Imaginez que vous vous détendez sur une plage paradisiaque : vous visualisez un ciel d’un bleu intense, vous sentez le soleil caresser votre peau, vous entendez le doux bruit du ressac et le bruissement des palmiers qui ondulent sous une brise légère. Pour recréer la situation, vous avez puisé dans votre stock d’images mentales. Et c’est comme si vous y étiez. Demandez maintenant à un amnésique de s’imaginer dans la même situation : il ne pourra vous décrire que du bleu ou du blanc, peut-être la sensation de quelques grains de sables sur ses doigts. Et c’est tout.
Se souvenir et anticiper, le paradoxe de la mémoire
Voilà ce qu’ont montré Demis Hassabis et Eleanor Maguire de l’University College London. Les amnésiques ne parviennent pas à imaginer les situations autrement qu’à partir de quelques éléments : leurs images sont parcellaires et manquent de cohérence (1).
L’équipe de Karl Szpunar (Washington University, Saint-Louis, États-Unis) a montré, grâce à l’IRM, que le rappel du passé et la projection dans l’avenir stimulent les mêmes zones du cerveau : le cortex préfrontal et l’hippocampe. Les activités d’anticipation « réveillent » donc les mémoires liées aux expériences passées (2).
Pour le neuroscientifique israélien Yadin Dudaï et la médiéviste américaine Mary Carruthers, la mémoire est comme Janus, elle a deux visages, l’un tourné vers le passé, l’autre vers le futur (3).
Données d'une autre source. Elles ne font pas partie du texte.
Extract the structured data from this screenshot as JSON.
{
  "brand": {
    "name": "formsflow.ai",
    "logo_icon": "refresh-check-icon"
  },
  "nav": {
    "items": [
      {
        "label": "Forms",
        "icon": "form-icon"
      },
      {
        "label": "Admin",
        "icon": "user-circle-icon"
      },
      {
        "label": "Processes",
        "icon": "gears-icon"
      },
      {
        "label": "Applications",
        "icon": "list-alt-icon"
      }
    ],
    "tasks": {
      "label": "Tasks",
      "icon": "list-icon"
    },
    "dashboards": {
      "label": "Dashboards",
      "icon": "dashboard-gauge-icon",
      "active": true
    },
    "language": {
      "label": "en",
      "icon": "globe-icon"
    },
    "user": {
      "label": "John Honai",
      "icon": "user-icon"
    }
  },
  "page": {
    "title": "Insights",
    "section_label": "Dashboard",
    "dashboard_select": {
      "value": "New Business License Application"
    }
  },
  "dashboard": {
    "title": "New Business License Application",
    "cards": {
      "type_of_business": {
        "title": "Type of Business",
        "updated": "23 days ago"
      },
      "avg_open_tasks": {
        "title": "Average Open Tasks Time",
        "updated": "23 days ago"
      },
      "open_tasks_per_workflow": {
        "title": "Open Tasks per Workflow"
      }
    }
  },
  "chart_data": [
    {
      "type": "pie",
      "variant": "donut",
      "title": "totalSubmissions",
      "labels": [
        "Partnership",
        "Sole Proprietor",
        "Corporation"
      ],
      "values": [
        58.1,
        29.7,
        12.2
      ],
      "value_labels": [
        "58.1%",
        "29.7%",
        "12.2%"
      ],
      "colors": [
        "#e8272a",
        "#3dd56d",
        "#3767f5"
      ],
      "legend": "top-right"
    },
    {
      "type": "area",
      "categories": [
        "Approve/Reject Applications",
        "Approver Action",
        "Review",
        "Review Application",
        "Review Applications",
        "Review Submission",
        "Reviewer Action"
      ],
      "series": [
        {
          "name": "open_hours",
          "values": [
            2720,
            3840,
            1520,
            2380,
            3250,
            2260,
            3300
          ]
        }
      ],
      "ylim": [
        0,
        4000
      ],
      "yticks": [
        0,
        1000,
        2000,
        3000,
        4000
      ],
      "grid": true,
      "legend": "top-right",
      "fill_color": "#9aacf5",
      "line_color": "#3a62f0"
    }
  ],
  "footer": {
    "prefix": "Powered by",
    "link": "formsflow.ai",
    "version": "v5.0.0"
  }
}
Notre mémoire n’est ni un simple réservoir, ni une simple empreinte dans des tablettes de cire, comme le concevait Platon. Pour expliquer que les souvenirs ne sont pas des « représentations » stockées de façon fixe, le neuroscientifique américain Gérald Edelman compare notre mémoire à un glacier. « Un souvenir représentationnel serait comme une inscription codée gravée dans le roc », dit-il. À l’inverse, « un souvenir non représentationnel serait comme les altérations d’un glacier » soumis aux changements du climat. Ce glacier évolue sans cesse : il s’y forme des ruisseaux changeants qui se combinent ou se séparent, peuvent créer des étangs qui ne sont jamais exactement les mêmes. De même, les bribes de nos souvenirs s’associent de façon changeante, de sorte que notre mémoire ne se répète jamais à l’identique. Notre mémoire est une véritable reconstruction active et dynamique, ainsi que le proposait déjà le philosophe Henri Bergson au xixe siècle, dans Matière et Mémoire (1896). Plus précisément, ce dernier opposait déjà une mémoire-habitude faite d’images-souvenirs, à une mémoire « profondément différente (…), toujours tendue vers l’action, assise dans le présent et ne regardant que le futur ».
Se souvenir et anticiper seraient donc les deux facettes de la mémoire. Comment comprendre ce paradoxe ?
La reconstruction commence dès l’encodage des souvenirs : toutes les perceptions ne sont pas conservées. « Ne voir dans la mémoire qu’un enregistreur passif serait une erreur, confirme Martial Van der Linden. Seuls s’y maintiennent durablement les événements ayant un lien avec nos buts et nos valeurs ; les autres, routiniers ou insignifiants, sont voués à l’oubli (4). » Et ces souvenirs sont loin d’être des représentations exactes de la réalité : ils sont souvent déformés.
Daniel Schacter raconte que le psychologue américain Donald Thompson fut accusé de viol par une victime qui prétendait se souvenir en détail de son visage. Il a heureusement été relâché grâce à un solide alibi : au moment des faits, il était interviewé en direct à la télévision (à propos de la fiabilité de la mémoire !). En fait, la victime, qui avait regardé l’émission, avait confondu son visage avec celui de l’homme qui l’avait agressée (5).
Dans de nombreuses affaires judiciaires, des interrogatoires mal menés provoquent de faux souvenirs chez les témoins. Par exemple, un homme convoqué au commissariat pour identifier un coupable et peu sûr de lui : « Oh ! mon Dieu ! Je ne sais pas… Peut-être le numéro deux… mais je ne suis pas sûr. » « OK, ça me va », répond nonchalamment l’inspecteur. À la barre six mois plus tard, le témoin jure être absolument certain de la justesse de son identification. Il y a bien d’autres exemples où un souvenir qui n’a été en fait que suggéré par un tiers nous semble véritablement authentique.